Our stance at EasyYolk comes straight out of the biblical witness. God calls humanity to care for the earth and to work tirelessly to change conditions that deeply affect poor and marginalized people...everywhere. Citizens of the Developed Nations of the world massively overuse resources and we have become addicted to cheap consumer products that overwhelmingly lead to more carbon production which leads to the overheating of the earth's atmosphere.

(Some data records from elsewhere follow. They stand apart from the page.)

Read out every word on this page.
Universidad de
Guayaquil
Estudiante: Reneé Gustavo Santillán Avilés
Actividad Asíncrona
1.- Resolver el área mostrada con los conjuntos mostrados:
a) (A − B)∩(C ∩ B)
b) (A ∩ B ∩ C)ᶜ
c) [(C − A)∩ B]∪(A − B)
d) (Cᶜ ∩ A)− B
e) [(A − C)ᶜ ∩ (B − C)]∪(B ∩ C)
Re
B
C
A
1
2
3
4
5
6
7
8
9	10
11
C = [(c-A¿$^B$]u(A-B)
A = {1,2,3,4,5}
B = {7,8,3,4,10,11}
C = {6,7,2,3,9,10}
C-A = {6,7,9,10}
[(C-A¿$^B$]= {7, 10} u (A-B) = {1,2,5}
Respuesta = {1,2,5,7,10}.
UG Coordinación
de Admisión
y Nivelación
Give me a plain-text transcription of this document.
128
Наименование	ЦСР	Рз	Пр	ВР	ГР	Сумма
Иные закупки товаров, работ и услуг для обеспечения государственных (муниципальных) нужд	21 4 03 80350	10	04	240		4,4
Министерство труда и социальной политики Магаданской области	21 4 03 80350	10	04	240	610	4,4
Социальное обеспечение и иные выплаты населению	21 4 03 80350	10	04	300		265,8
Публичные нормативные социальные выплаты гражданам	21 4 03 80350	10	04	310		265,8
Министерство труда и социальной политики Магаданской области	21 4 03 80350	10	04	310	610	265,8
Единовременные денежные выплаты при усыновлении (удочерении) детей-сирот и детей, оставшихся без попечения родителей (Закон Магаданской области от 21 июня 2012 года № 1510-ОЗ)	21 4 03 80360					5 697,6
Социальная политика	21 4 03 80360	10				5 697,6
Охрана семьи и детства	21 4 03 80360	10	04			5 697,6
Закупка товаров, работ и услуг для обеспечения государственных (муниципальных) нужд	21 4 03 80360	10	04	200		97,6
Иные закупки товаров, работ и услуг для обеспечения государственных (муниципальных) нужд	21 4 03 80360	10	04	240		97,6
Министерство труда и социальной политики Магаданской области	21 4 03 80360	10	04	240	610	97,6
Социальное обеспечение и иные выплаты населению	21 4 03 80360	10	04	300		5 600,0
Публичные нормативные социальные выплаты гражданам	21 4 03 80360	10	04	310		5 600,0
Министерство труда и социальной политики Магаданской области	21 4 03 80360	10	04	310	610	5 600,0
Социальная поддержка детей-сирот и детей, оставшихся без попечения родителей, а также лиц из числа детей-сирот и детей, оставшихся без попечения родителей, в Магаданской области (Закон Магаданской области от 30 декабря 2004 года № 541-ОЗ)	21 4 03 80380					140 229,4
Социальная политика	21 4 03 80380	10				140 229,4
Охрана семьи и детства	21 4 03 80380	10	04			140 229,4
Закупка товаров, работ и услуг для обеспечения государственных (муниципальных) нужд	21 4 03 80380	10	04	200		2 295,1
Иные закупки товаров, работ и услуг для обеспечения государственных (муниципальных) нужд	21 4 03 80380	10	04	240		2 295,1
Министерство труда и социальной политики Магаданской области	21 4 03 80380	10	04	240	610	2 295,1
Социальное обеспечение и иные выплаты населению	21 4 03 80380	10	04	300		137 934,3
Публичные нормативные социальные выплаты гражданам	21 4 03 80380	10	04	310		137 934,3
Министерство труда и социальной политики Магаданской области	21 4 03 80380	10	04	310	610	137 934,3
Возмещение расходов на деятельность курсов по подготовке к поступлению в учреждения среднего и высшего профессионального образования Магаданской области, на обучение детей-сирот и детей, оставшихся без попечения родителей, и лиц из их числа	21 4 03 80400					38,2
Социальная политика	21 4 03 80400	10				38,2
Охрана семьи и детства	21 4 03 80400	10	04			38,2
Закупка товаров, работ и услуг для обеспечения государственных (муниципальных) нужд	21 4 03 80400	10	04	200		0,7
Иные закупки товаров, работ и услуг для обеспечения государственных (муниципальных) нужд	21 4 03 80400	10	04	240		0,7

While many Christians make sense of the disturbing destruction of tornadoes and hurricanes and flooding by reasoning that God must be angry with certain scapegoats (from gays & lesbians to atheists), we call upon all people of faith to seriously consider that these events were (and continue to be) created by Western humanity's misuse of precious God-given resources. "The wrath of God" is instead an expression of love for a world captive to violence and greed. God always present to "the blood of the innocent crying out from the ground" (Gen 4:10), to the lament of the poor/oppressed (Ex 3:7; Dt 15:9) and to the groans of creation (Is 14:7f; Rom 8:19-23).

As always, spiritual solutions may start with prayer and philanthropic giving for our brothers and sisters in Joplin, Tuscaloosa and Bangladesh, but must include aggressively advocating for laws that creatively limit our consumption of fossil fuels, as well as mechanisms (like the carbon tax) that incentivize sustainability. These (un)natural disasters are in fact the spillover costs of a society who cannot say no. People of faith and spirituality should be the ones who set concrete boundaries on their own consumption as well as the profit-driven appetites of corporations.

*Check out Ched Myers' Sabbath Economics for the theology and praxis that undergirds this kind of subversive consumption.